HELD: No. A writ of mandamus is a remedy granted by law when any tribunal, corporation, board, officer, or person unlawfully neglects the performance of an act which the law specifically enjoins as a duty resulting from an office, trust, or station, or unlawfully excludes another from the use or enjoyment of a right or office to which such other is entitled. It has been recognized as an appropriate remedy to raise constitutional issues and to review and/or prohibit or nullify, when proper, acts of legislative and executive officials.

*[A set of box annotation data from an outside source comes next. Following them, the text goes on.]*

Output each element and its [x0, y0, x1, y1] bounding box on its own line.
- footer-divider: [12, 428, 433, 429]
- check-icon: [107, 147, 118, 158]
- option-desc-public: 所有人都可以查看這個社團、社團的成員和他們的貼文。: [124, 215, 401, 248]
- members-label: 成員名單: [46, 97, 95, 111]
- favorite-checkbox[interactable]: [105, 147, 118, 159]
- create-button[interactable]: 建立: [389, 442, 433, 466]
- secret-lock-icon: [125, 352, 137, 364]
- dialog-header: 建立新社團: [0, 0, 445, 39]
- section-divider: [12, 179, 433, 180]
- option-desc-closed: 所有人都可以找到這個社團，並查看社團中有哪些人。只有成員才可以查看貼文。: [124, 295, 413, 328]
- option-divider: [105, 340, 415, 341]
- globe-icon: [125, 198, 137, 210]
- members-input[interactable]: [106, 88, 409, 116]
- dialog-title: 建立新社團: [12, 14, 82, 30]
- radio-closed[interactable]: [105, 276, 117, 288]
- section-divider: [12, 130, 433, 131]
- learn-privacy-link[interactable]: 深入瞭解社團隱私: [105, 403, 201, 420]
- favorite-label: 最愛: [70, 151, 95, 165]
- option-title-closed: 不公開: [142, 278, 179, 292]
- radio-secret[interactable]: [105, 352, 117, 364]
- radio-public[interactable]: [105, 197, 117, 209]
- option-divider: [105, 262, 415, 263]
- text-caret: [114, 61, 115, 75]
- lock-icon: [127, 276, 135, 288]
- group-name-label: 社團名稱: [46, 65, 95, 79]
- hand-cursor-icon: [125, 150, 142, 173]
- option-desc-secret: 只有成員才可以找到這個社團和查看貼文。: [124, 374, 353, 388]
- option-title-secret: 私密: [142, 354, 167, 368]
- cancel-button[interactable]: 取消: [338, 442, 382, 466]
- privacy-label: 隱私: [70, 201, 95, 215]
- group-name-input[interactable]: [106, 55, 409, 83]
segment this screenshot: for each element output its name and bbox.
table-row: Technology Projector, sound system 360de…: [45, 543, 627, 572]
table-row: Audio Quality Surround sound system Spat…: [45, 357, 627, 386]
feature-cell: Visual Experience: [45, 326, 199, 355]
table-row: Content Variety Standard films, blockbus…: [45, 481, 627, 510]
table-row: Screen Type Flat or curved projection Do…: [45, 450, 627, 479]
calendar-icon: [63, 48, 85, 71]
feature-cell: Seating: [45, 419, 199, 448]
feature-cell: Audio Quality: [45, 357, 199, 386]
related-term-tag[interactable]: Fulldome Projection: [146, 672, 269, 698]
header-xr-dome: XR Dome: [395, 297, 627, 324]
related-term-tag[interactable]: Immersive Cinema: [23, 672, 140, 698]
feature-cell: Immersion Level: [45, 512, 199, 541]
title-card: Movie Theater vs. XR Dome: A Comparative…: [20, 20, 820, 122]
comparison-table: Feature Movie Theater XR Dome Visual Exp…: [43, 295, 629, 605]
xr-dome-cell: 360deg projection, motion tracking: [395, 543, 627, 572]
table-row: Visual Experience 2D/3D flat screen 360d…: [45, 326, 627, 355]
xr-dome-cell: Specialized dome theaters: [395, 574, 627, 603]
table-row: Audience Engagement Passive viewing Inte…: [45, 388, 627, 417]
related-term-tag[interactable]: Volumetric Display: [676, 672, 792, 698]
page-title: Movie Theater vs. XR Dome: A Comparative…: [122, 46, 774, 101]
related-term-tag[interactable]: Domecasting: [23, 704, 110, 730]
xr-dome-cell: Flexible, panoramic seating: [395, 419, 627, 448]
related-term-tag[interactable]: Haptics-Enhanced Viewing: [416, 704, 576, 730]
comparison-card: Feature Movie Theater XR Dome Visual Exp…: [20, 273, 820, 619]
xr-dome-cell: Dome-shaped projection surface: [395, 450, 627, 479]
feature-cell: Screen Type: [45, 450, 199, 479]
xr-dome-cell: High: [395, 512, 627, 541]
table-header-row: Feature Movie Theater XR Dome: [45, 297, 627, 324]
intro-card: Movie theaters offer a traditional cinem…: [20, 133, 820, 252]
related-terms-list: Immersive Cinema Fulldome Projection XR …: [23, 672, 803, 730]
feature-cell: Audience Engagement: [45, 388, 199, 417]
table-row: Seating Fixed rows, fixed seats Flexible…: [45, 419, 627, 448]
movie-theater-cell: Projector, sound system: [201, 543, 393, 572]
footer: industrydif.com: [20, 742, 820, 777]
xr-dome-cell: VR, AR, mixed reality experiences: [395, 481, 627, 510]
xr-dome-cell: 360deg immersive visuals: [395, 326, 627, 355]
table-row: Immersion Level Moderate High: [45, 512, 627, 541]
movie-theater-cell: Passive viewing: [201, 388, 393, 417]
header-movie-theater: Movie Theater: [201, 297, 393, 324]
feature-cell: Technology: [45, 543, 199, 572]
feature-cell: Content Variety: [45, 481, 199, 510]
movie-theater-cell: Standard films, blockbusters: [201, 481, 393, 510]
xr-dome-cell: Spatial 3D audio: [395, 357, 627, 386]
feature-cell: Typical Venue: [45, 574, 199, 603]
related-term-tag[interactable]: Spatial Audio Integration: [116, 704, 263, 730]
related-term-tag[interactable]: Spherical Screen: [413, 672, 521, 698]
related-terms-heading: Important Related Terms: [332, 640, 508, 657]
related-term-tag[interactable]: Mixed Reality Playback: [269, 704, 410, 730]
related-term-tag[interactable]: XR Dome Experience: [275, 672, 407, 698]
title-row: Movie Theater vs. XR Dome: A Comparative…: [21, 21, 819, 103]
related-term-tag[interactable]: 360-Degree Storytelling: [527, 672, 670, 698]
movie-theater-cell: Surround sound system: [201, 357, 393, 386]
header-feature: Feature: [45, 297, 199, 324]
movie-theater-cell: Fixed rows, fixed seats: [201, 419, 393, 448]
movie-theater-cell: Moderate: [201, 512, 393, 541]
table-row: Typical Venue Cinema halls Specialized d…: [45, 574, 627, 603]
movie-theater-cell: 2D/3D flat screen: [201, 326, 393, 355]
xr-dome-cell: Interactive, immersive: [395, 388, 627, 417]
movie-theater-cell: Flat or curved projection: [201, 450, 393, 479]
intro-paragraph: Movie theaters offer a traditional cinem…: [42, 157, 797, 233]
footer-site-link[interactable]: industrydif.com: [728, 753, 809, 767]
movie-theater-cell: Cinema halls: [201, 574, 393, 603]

For such writ to be issued in a case alleging an officer’s neglect of duty, as in this case, a concurrence between a clear legal right accruing to the petitioner and a correlative duty incumbent upon the respondent to perform an act, this duty being imposed upon them by law, is required. The respondent must likewise be shown to have actually neglected to perform the act mandated by law. This duty must likewise be ministerial, rather than discretionary in nature, because courts cannot subvert legally vested authority on the respondent to exercise discretion. A mandamus petition will also not prosper unless it is shown that there is no other plain, speedy, and adequate remedy in the ordinary course of law.

In this case, the duties of the PNP, DOJ, and CHR being sought to be compelled are not mere ministerial duties. They are discretionary.

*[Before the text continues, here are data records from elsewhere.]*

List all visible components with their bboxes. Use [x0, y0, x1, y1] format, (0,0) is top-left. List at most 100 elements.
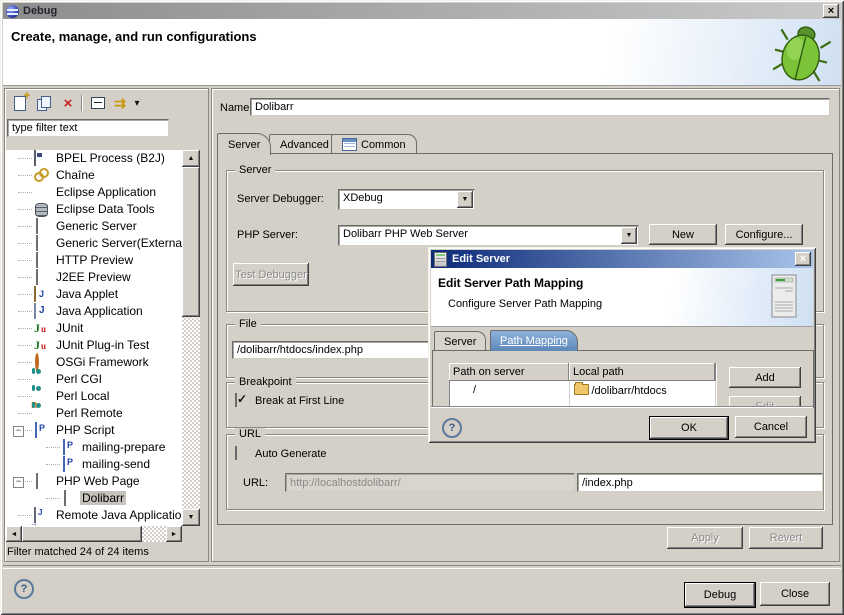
breakpoint-group-title: Breakpoint	[235, 376, 296, 388]
tree-item[interactable]: PHP Web Page	[6, 473, 182, 490]
tree-item[interactable]: RPerl Remote	[6, 405, 182, 422]
edit-server-dialog: Edit Server Edit Server Path Mapping Con…	[428, 247, 816, 443]
server-debugger-label: Server Debugger:	[237, 193, 324, 205]
collapse-toggle[interactable]	[13, 477, 24, 488]
tab-server[interactable]: Server	[217, 133, 271, 155]
footer-separator	[3, 565, 841, 569]
chevron-down-icon[interactable]	[621, 227, 637, 244]
dialog-help-icon[interactable]	[442, 418, 462, 438]
bug-icon	[773, 21, 831, 83]
eclipse-logo-icon	[6, 5, 19, 18]
auto-generate-checkbox[interactable]	[235, 446, 237, 460]
duplicate-icon	[37, 96, 51, 110]
name-label: Name:	[220, 102, 252, 114]
tree-item[interactable]: JUnit	[6, 320, 182, 337]
remote-java-icon	[34, 507, 36, 523]
new-configuration-button[interactable]	[9, 93, 31, 113]
filter-status: Filter matched 24 of 24 items	[7, 546, 149, 558]
server-icon	[36, 252, 38, 268]
server-icon	[36, 473, 38, 489]
tab-common[interactable]: Common	[331, 134, 417, 154]
tree-item[interactable]: Remote Java Application	[6, 507, 182, 524]
tree-item[interactable]: Java Application	[6, 303, 182, 320]
server-debugger-select[interactable]: XDebug	[338, 189, 475, 210]
window-title: Debug	[23, 5, 57, 17]
edit-server-icon	[434, 252, 447, 267]
dialog-title: Edit Server	[452, 253, 510, 265]
filter-button[interactable]	[109, 93, 131, 113]
database-icon	[35, 203, 48, 217]
ok-button[interactable]: OK	[649, 416, 729, 440]
php-icon	[63, 439, 65, 455]
tree-vscrollbar[interactable]: ▲ ▼	[182, 150, 200, 526]
close-button[interactable]: Close	[760, 582, 830, 606]
hscroll-thumb[interactable]	[22, 526, 142, 542]
dialog-tab-path-mapping[interactable]: Path Mapping	[490, 330, 578, 351]
collapse-all-button[interactable]	[87, 93, 109, 113]
tab-advanced[interactable]: Advanced	[269, 134, 340, 154]
tree-item[interactable]: mailing-prepare	[6, 439, 182, 456]
server-icon	[36, 218, 38, 234]
url-group-title: URL	[235, 428, 265, 440]
tree-item[interactable]: mailing-send	[6, 456, 182, 473]
java-icon	[34, 303, 36, 319]
titlebar[interactable]: Debug	[3, 3, 841, 19]
server-tower-icon	[769, 274, 799, 318]
tree-item[interactable]: Eclipse Application	[6, 184, 182, 201]
scroll-down-icon[interactable]: ▼	[182, 509, 200, 526]
collapse-toggle[interactable]	[13, 426, 24, 437]
tree-item[interactable]: PHP Script	[6, 422, 182, 439]
scroll-left-icon[interactable]: ◄	[6, 526, 22, 542]
new-server-button[interactable]: New	[649, 224, 717, 245]
tree-item[interactable]: JUnit Plug-in Test	[6, 337, 182, 354]
server-icon	[64, 490, 66, 506]
folder-icon	[574, 384, 589, 395]
dialog-tab-server[interactable]: Server	[434, 331, 486, 351]
debug-button[interactable]: Debug	[684, 582, 756, 608]
dialog-titlebar[interactable]: Edit Server	[431, 250, 813, 268]
revert-button[interactable]: Revert	[749, 527, 823, 549]
vscroll-thumb[interactable]	[182, 167, 200, 317]
scroll-right-icon[interactable]: ►	[166, 526, 182, 542]
add-button[interactable]: Add	[729, 367, 801, 388]
tree-hscrollbar[interactable]: ◄ ►	[6, 526, 182, 542]
php-server-select[interactable]: Dolibarr PHP Web Server	[338, 225, 639, 246]
tree-item[interactable]: Eclipse Data Tools	[6, 201, 182, 218]
column-path-on-server[interactable]: Path on server	[449, 363, 569, 381]
filter-input[interactable]	[7, 119, 169, 137]
menu-dropdown-icon[interactable]	[131, 93, 143, 113]
php-server-label: PHP Server:	[237, 229, 298, 241]
help-icon[interactable]	[14, 579, 34, 599]
table-icon	[342, 138, 357, 151]
break-first-line-checkbox[interactable]	[235, 393, 237, 407]
bpel-process-icon	[34, 150, 36, 166]
path-mapping-table[interactable]: Path on server Local path / /dolibarr/ht…	[449, 363, 716, 408]
tree-item[interactable]: Java Applet	[6, 286, 182, 303]
chevron-down-icon[interactable]	[457, 191, 473, 208]
test-debugger-button[interactable]: Test Debugger	[233, 263, 309, 286]
configure-button[interactable]: Configure...	[725, 224, 803, 245]
break-first-line-label: Break at First Line	[255, 395, 344, 407]
dialog-close-icon[interactable]	[795, 252, 811, 266]
cancel-button[interactable]: Cancel	[735, 416, 807, 438]
tree-item[interactable]: Generic Server(External La	[6, 235, 182, 252]
tree-item[interactable]: Generic Server	[6, 218, 182, 235]
debug-window: Debug Create, manage, and run configurat…	[0, 0, 844, 615]
duplicate-button[interactable]	[33, 93, 55, 113]
table-row[interactable]: / /dolibarr/htdocs	[449, 381, 715, 399]
tree-item[interactable]: BPEL Process (B2J)	[6, 150, 182, 167]
url-path-input[interactable]	[577, 473, 823, 492]
page-title: Create, manage, and run configurations	[11, 29, 257, 44]
delete-button[interactable]	[57, 93, 79, 113]
name-input[interactable]	[250, 98, 830, 116]
close-icon[interactable]	[823, 4, 839, 18]
tree-item[interactable]: Chaîne	[6, 167, 182, 184]
column-local-path[interactable]: Local path	[569, 363, 715, 381]
dialog-header: Edit Server Path Mapping Configure Serve…	[431, 268, 813, 327]
apply-button[interactable]: Apply	[667, 527, 743, 549]
tree-item[interactable]: J2EE Preview	[6, 269, 182, 286]
scroll-up-icon[interactable]: ▲	[182, 150, 200, 167]
dialog-header-title: Edit Server Path Mapping	[438, 276, 583, 290]
tree-item-selected[interactable]: Dolibarr	[6, 490, 182, 507]
tree-item[interactable]: HTTP Preview	[6, 252, 182, 269]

In fact, on the part of CHR, it was able to show that it has conducted investigations on alleged deaths which occurred as a result of the Drug War.

Baquirin et al admitted that they bypassed the lower courts and went immediately to the Supreme Court, thus violating the principle of hierarchy of courts, however, they invoked that due to the transcendental importance of the issue at hand and that the anti-illegal drug operations have reportedly resulted in an unprecedented number of deaths nationwide, many allegedly in the hands of the police, then resort to the highest court of the land is proper. This is not tenable.

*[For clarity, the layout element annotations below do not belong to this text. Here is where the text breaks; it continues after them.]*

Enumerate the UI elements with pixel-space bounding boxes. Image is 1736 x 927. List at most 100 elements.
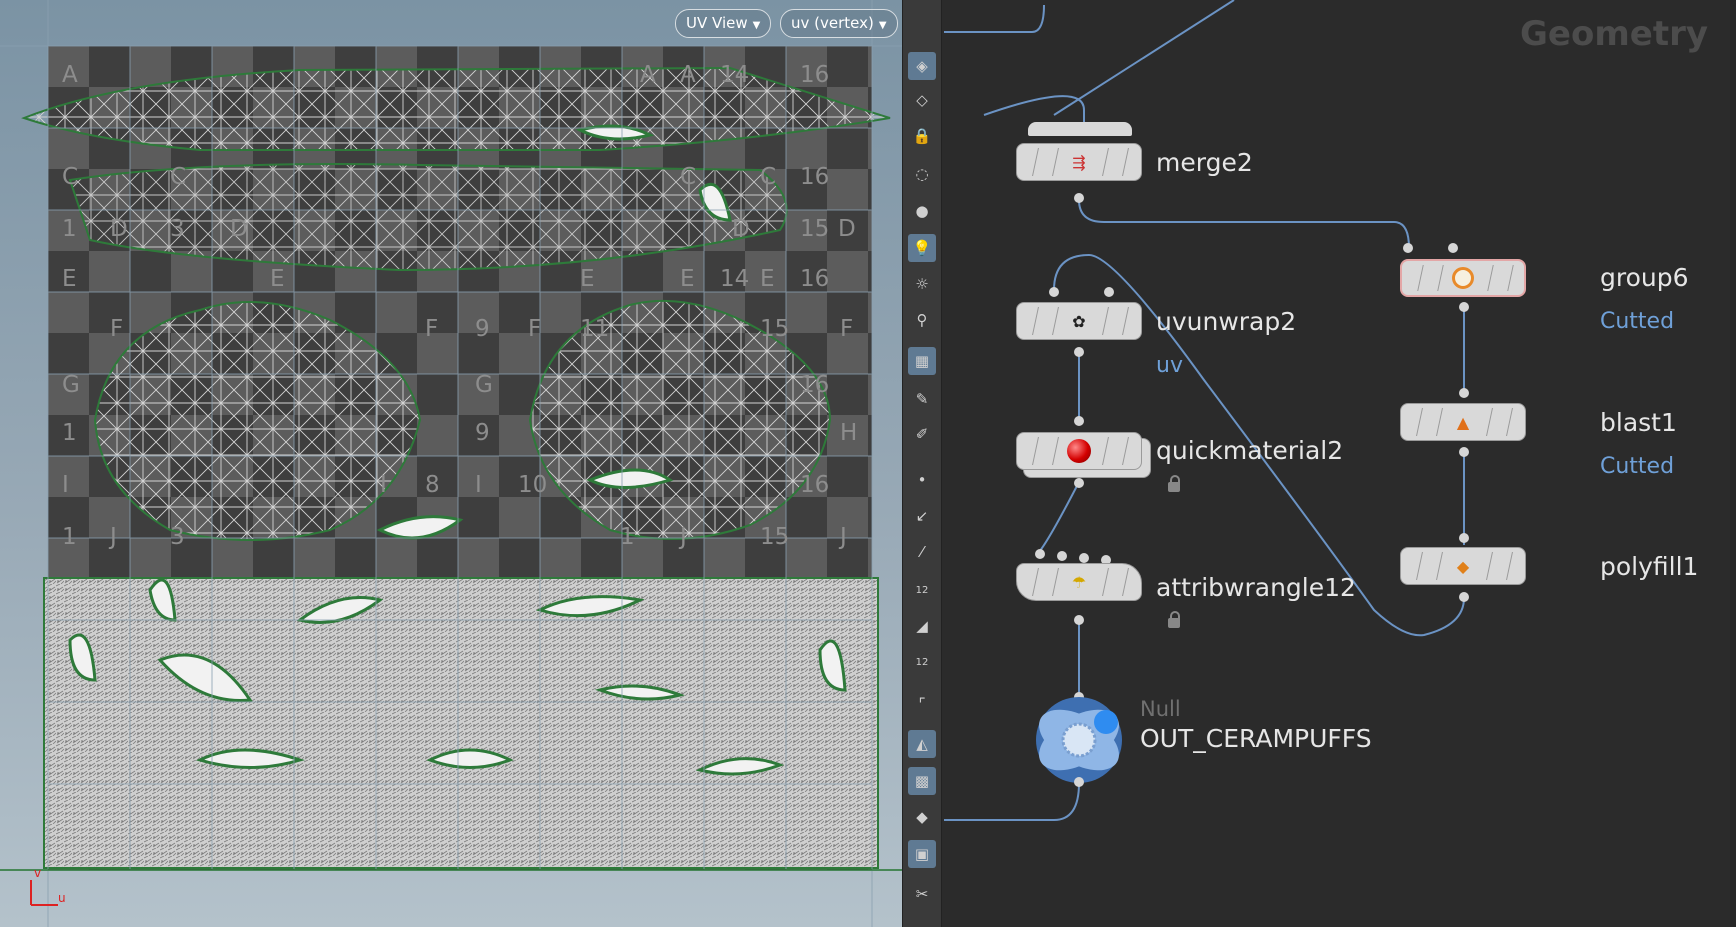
- uv-display-icon[interactable]: ◈: [908, 52, 936, 80]
- checker-label: D: [838, 216, 856, 242]
- node-comment: Cutted: [1600, 454, 1675, 479]
- node-name: merge2: [1156, 148, 1253, 177]
- input-port[interactable]: [1035, 549, 1045, 559]
- network-editor[interactable]: Geometry ⇶ merge2 group6 Cutted ✿ uvunwr…: [944, 0, 1736, 927]
- checker-label: E: [62, 266, 77, 292]
- uv-view-dropdown[interactable]: UV View ▼: [675, 9, 772, 38]
- brush-alt-icon[interactable]: ✐: [908, 420, 936, 448]
- point-numbers-icon[interactable]: 12: [908, 576, 936, 604]
- light-icon[interactable]: 💡: [908, 234, 936, 262]
- node-out-null[interactable]: [1033, 694, 1125, 786]
- corner-icon[interactable]: ⌜: [908, 690, 936, 718]
- checker-label: I: [380, 472, 387, 498]
- input-port[interactable]: [1459, 388, 1469, 398]
- pane-splitter[interactable]: [1730, 0, 1736, 927]
- flatten-icon[interactable]: ▣: [908, 840, 936, 868]
- checker-label: J: [678, 524, 687, 550]
- output-port[interactable]: [1074, 478, 1084, 488]
- node-name: polyfill1: [1600, 552, 1699, 581]
- checker-label: E: [760, 266, 775, 292]
- output-port[interactable]: [1074, 777, 1084, 787]
- input-port[interactable]: [1074, 416, 1084, 426]
- lock-icon[interactable]: [1168, 611, 1180, 628]
- node-comment: Cutted: [1600, 309, 1675, 334]
- checker-label: F: [840, 316, 853, 342]
- checker-label: 14: [720, 266, 749, 292]
- node-merge2[interactable]: ⇶: [1016, 143, 1142, 181]
- eraser-icon[interactable]: ◭: [908, 730, 936, 758]
- scissors-icon[interactable]: ✂: [908, 880, 936, 908]
- point-numbers-label: 12: [915, 584, 929, 596]
- checker-label: 9: [475, 316, 490, 342]
- polyfill-icon: ◆: [1456, 556, 1470, 576]
- input-port[interactable]: [1403, 243, 1413, 253]
- node-comment: uv: [1156, 353, 1183, 378]
- lock-icon[interactable]: [1168, 475, 1180, 492]
- uv-attribute-dropdown[interactable]: uv (vertex) ▼: [780, 9, 898, 38]
- input-port[interactable]: [1079, 553, 1089, 563]
- uv-edit-icon[interactable]: ◇: [908, 86, 936, 114]
- bulb-icon[interactable]: ☼: [908, 270, 936, 298]
- uv-layout-canvas[interactable]: A A A 14 16 C C C C 16 1 D 3 D D 15 D E …: [0, 0, 902, 927]
- chevron-down-icon: ▼: [878, 20, 887, 31]
- select-icon[interactable]: ↙: [908, 502, 936, 530]
- checker-alt-icon[interactable]: ▩: [908, 767, 936, 795]
- sphere-icon[interactable]: ●: [908, 197, 936, 225]
- output-port[interactable]: [1074, 615, 1084, 625]
- input-port[interactable]: [1459, 533, 1469, 543]
- wrangle-icon: ☂: [1071, 572, 1087, 592]
- lock-icon[interactable]: 🔒: [908, 122, 936, 150]
- node-blast1[interactable]: ▲: [1400, 403, 1526, 441]
- diamond-icon[interactable]: ◆: [908, 803, 936, 831]
- checker-label: F: [110, 316, 123, 342]
- output-port[interactable]: [1459, 592, 1469, 602]
- checker-label: 16: [800, 372, 829, 398]
- ghost-icon[interactable]: ◌: [908, 160, 936, 188]
- node-group6[interactable]: [1400, 259, 1526, 297]
- brush-icon[interactable]: ✎: [908, 385, 936, 413]
- node-name: quickmaterial2: [1156, 436, 1344, 465]
- node-quickmaterial2[interactable]: [1016, 432, 1142, 470]
- checker-label: C: [170, 164, 186, 190]
- checker-label: 14: [720, 62, 749, 88]
- uv-viewport[interactable]: A A A 14 16 C C C C 16 1 D 3 D D 15 D E …: [0, 0, 902, 927]
- checker-label: 1: [62, 420, 77, 446]
- checker-label: 15: [760, 316, 789, 342]
- checker-label: 9: [475, 420, 490, 446]
- checker-label: D: [230, 216, 248, 242]
- node-name: group6: [1600, 263, 1689, 292]
- checker-label: A: [640, 62, 656, 88]
- pin-icon[interactable]: ⚲: [908, 306, 936, 334]
- prim-numbers-icon[interactable]: 12: [908, 648, 936, 676]
- input-port[interactable]: [1057, 551, 1067, 561]
- pick-icon[interactable]: ⁄: [908, 538, 936, 566]
- checker-label: A: [680, 62, 696, 88]
- checker-label: 15: [760, 524, 789, 550]
- node-polyfill1[interactable]: ◆: [1400, 547, 1526, 585]
- checker-label: 16: [800, 164, 829, 190]
- chevron-down-icon: ▼: [752, 20, 761, 31]
- node-uvunwrap2[interactable]: ✿: [1016, 302, 1142, 340]
- input-port[interactable]: [1104, 287, 1114, 297]
- checker-label: 8: [425, 472, 440, 498]
- dot-icon[interactable]: •: [908, 466, 936, 494]
- node-name: attribwrangle12: [1156, 573, 1356, 602]
- checker-label: 3: [170, 524, 185, 550]
- input-port[interactable]: [1049, 287, 1059, 297]
- output-port[interactable]: [1459, 302, 1469, 312]
- uvunwrap-icon: ✿: [1072, 311, 1086, 331]
- input-port[interactable]: [1448, 243, 1458, 253]
- output-port[interactable]: [1074, 193, 1084, 203]
- output-port[interactable]: [1459, 447, 1469, 457]
- checker-label: 11: [580, 316, 609, 342]
- checker-icon[interactable]: ▦: [908, 347, 936, 375]
- checker-label: C: [62, 164, 78, 190]
- node-attribwrangle12[interactable]: ☂: [1016, 563, 1142, 601]
- checker-label: G: [62, 372, 80, 398]
- output-port[interactable]: [1074, 347, 1084, 357]
- paint-icon[interactable]: ◢: [908, 612, 936, 640]
- group-icon: [1449, 264, 1477, 292]
- v-axis-label: v: [34, 866, 42, 880]
- checker-label: J: [838, 524, 847, 550]
- u-axis-label: u: [58, 891, 66, 905]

The doctrine of transcendental importance warranting the relaxation of the rule on the hierarchy of courts may only be invoked if:

(a) there is a clear or imminent threat to fundamental rights;
(b) the presence of a clear case of disregard of a constitutional or statutory prohibition by the public respondent agency or instrumentality of the government; and
(c) the lack of any other party with a more direct and specific interest in raising the questions being raised.

In this case, Baquirin et al failed to show any injury so great and so imminent on their part such that the Court cannot instead adjudicate the issues raised on the occasion of an appropriate case instituted by parties who suffer from direct, substantial, and material injury. They were likewise remiss in justifying their direct resort to the Court and their choice of remedy. On these issues alone, the Petition should be dismissed.

The Supreme Court also clarified that the writ of continuing mandamus is available only in environmental cases. Requiring the submission of periodic reports on the discharge of the respondents’ functions to the Court violates the fundamental doctrine of separation of powers, which serves to temper the official acts of each branch of the government.